Konsolation cover art

Record label Hyperdub collaborated with Analogue on a limited edition Mega Sg with a Sega Genesis music cartridge called Konsolation featuring unreleased music from artists such as Burial, Scratcha DVA, and Ikonika. Konsolation was created in an edition of 1,000 units as part of Hyperdub's 15th anniversary celebration.

=== Track listing ===

| No. | Title | Artist | Length |
|---|---|---|---|
| 1. | "Starlore" | Burial | 6:58 |
| 2. | "Mega Wasp" | Scratcha DVA | 3:29 |
| 3. | "Git Gud" | Ikonika | 2:31 |
| 4. | "Bobby" | Jessy Lanza & Jeremy Greenspan | 4:30 |
| 5. | "Flakier Whelk" | Proc Fiskal | 4:06 |
| 6. | "Segatrack" | Lee Gamble | 2:16 |
| 7. | "Altered Interzone" | Mana | 3:25 |
| 8. | "Check Check" | Cooly G | 2:42 |
| 9. | "Yula" | Nazar | 2:05 |
| 10. | "FF" | DJ Taye | 2:18 |
| 11. | "Spiral Unlock" | Kode9 | 2:12 |

==Reception==
The Guardian gave the Mega Sg four out of five, writing: "Playing Streets of Rage 2 or Comix Zone on this thing is like experiencing a remastered recording of a favourite album, or a digitally restored version of a classic movie ... the Mega Sg makes Sonic and all the other games I have tried feel fresh and contemporary."
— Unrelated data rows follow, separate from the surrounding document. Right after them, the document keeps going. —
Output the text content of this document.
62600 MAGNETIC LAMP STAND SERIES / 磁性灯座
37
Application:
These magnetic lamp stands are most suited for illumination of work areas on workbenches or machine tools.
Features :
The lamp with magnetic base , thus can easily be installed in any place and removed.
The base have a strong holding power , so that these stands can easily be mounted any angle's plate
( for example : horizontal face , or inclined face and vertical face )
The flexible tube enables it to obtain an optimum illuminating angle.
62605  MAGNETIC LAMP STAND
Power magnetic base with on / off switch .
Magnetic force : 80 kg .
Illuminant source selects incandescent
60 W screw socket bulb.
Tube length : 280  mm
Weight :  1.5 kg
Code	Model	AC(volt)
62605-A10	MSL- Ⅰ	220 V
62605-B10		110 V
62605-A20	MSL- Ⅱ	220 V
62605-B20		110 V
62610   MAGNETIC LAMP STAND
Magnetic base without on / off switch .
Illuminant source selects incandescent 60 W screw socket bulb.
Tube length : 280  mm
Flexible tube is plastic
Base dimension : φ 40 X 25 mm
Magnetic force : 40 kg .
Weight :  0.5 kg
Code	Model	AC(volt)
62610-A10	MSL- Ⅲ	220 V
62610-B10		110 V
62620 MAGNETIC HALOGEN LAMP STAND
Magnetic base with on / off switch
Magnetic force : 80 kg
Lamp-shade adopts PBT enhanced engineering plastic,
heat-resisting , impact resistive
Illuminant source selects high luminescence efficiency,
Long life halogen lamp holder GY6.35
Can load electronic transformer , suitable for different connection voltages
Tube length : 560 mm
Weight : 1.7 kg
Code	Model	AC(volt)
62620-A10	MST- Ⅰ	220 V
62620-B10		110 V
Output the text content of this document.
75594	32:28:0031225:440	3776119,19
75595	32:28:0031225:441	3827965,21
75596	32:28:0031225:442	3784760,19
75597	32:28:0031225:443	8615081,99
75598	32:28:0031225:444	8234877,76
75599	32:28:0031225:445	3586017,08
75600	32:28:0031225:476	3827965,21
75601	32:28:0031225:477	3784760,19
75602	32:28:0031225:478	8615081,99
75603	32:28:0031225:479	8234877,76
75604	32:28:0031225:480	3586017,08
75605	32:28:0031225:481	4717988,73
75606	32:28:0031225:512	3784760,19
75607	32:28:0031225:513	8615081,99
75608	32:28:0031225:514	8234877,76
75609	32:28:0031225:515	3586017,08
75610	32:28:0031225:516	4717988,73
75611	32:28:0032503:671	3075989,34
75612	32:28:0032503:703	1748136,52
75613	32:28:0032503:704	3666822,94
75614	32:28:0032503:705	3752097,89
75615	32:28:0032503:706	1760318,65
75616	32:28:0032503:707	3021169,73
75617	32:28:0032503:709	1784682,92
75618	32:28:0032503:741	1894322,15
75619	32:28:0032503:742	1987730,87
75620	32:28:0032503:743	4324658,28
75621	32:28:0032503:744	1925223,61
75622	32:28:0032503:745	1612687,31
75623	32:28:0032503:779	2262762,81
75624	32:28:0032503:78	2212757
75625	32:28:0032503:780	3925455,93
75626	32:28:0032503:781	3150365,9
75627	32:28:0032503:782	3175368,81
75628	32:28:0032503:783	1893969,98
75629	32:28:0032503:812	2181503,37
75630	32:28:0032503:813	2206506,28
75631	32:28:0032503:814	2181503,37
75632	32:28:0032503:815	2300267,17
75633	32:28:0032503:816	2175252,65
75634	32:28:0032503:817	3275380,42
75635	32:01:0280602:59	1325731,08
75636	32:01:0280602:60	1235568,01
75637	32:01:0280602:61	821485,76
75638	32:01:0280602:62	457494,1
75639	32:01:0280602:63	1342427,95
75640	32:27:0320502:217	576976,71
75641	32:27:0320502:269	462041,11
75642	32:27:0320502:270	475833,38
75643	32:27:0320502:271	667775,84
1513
The Mega Sg was named the Time best inventions of 2019 award, an Editor's Choice Award from Wired, an Editor's Choice Award from Tom's Guide, an Editor's Choice Award from IGN and an Editor's Choice Award from PCMag.

Engadget gave the console an 86/100, with one of the only complaints being a lack of 32X compatibility.